Phil Schiller: “This is the vision of the future of the notebook: one of extreme portability. Everything is wireless.”
From its keynote yesterday, Apple introduced the new MacBook, shared more details on Apple Watch, and discussed a new platform, ResearchKit. All of these announcements shared a common thread –Bluetooth® wireless technology.
For ResearchKit, Bluetooth plays the essential role of connecting the iPhone, the hub device for data collection and reporting, to thousands of medical peripheral devices. Through this opt-in platform, medical researchers from around the world have immediate access to an unfathomable amount of data, changing the way scientists and doctors study disease and, one day, how they treat it.
In the Apple Watch, Bluetooth connectivity enables wireless audio streaming, incoming/outgoing calling, sensor connectivity, and location-based access. Essentially, Bluetooth makes the watch possible, seamlessly connecting to a user’s iPhone with the lowest possible power pull for that type of bandwidth.
And while Bluetooth has been integral to Apple products for years, when Phil Schiller took the stage to discuss the new MacBook, he made a bold claim about the future of the notebook and the role Bluetooth will play. The future of the notebook is wireless – and Bluetooth sits at the very center of the MacBook ecosystem.

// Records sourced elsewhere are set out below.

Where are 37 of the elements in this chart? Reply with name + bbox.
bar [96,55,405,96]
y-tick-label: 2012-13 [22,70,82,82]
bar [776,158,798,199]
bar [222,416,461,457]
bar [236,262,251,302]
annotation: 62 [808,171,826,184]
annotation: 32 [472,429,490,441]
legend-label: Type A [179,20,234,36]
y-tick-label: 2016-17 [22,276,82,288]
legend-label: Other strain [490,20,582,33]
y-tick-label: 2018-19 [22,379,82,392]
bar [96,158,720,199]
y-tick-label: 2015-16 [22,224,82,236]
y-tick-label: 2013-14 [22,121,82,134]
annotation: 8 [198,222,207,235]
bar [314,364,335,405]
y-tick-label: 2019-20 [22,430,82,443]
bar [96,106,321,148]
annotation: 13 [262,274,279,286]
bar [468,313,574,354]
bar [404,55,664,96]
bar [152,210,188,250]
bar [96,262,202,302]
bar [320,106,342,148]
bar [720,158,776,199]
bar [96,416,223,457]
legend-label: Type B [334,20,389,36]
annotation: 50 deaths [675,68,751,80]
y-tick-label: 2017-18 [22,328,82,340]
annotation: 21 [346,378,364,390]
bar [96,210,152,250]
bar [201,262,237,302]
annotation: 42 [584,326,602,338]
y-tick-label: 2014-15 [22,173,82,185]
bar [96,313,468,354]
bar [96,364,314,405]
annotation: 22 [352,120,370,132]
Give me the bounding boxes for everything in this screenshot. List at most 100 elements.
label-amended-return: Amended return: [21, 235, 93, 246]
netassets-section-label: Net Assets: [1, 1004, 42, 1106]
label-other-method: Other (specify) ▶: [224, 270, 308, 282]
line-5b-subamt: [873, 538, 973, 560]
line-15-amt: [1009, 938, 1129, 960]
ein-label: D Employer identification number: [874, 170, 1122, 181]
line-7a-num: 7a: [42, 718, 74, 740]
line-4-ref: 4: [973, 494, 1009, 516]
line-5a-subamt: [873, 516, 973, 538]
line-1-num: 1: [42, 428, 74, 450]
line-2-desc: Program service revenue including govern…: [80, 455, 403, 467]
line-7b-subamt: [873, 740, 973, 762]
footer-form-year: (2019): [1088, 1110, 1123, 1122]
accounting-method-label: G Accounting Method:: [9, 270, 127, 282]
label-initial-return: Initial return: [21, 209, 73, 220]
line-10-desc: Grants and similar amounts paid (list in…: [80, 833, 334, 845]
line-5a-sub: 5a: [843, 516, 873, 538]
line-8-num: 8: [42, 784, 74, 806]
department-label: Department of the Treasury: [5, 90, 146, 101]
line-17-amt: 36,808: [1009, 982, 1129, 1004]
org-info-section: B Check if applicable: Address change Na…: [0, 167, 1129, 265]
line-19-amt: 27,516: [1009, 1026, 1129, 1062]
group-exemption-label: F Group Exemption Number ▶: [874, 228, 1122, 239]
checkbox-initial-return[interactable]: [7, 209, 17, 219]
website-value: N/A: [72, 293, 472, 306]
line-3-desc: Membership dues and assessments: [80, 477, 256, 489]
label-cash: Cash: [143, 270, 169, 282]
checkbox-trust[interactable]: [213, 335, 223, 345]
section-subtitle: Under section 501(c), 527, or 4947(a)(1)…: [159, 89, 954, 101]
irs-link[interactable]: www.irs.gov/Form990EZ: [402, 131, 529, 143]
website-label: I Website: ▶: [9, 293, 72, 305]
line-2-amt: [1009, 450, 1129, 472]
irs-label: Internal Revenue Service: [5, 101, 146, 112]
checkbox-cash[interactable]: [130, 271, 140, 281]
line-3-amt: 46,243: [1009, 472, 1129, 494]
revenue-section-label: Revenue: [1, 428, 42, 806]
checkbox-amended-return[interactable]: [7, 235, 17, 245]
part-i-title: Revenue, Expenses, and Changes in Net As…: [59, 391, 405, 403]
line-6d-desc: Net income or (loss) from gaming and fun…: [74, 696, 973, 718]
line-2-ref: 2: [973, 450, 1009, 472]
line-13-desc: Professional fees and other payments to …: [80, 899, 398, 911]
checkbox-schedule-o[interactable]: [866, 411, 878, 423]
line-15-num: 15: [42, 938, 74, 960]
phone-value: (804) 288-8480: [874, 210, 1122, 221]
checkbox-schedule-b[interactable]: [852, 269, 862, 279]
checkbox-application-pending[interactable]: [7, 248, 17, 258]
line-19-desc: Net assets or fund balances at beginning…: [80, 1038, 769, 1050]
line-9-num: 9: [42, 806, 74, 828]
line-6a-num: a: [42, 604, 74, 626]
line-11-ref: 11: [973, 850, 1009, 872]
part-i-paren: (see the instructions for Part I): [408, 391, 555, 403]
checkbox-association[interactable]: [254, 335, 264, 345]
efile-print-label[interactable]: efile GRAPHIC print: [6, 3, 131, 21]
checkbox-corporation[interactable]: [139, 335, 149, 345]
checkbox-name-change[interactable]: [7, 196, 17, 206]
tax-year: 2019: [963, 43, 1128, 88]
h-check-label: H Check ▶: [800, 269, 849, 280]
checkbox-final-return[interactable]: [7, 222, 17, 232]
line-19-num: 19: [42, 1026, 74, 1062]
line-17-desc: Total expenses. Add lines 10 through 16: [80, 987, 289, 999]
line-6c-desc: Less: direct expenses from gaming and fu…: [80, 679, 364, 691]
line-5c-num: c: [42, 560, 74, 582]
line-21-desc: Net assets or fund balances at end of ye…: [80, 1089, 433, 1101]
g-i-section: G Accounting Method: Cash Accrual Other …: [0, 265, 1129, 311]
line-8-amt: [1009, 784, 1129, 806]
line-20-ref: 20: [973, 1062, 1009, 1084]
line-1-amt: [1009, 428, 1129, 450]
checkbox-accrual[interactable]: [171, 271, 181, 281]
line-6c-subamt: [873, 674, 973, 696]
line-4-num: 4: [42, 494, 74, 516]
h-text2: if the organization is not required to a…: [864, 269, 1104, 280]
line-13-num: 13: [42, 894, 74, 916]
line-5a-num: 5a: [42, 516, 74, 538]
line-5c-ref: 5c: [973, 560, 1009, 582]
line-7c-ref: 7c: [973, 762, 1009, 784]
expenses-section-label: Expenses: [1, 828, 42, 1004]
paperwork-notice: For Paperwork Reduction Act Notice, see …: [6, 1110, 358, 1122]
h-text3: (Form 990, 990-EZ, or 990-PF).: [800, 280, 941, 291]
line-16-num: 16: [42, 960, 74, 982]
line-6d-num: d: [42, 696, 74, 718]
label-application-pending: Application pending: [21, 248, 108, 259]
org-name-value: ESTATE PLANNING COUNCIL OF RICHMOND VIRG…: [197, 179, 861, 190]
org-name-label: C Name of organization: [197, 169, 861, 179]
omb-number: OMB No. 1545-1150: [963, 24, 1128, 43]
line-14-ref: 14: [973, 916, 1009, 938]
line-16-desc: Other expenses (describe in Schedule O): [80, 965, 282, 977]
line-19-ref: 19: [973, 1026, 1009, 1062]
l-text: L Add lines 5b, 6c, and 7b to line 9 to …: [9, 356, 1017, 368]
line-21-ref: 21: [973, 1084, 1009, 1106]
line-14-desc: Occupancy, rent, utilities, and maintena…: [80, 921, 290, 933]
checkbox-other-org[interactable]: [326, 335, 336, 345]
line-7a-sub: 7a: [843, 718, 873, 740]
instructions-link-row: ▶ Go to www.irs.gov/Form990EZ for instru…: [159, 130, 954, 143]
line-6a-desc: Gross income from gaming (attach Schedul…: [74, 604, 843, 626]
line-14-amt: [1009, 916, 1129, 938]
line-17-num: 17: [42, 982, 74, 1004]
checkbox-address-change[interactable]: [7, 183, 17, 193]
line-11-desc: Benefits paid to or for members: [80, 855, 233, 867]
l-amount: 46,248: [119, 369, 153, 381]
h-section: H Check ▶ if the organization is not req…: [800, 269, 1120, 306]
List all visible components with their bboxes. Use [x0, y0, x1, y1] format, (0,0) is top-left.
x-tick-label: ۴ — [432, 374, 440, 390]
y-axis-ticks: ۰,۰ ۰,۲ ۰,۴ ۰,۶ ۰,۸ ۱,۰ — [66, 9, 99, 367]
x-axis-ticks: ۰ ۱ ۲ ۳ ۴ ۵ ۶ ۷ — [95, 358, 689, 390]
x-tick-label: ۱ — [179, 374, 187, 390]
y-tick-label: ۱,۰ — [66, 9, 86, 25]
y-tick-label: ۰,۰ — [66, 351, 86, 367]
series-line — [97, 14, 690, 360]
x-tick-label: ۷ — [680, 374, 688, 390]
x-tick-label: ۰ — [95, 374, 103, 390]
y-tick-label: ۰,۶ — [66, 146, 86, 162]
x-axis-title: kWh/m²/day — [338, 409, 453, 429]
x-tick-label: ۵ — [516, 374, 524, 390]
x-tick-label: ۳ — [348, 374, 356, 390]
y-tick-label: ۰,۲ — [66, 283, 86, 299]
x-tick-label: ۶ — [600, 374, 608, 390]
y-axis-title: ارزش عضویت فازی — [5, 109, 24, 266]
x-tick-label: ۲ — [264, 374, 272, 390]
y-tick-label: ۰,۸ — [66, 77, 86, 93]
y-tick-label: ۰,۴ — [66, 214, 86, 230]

For discovery for AirDrop and AirPlay, as the connection for wireless hot spots, for peripherals, printing, and streaming content and audio, Apple relies on Bluetooth.
Apple isn’t the only company making big bets on Bluetooth as the future of connectivity. Bluetooth is currently shipping in over 3 billion products a year and is the globally recognized and trusted standard for short-range wireless connectivity.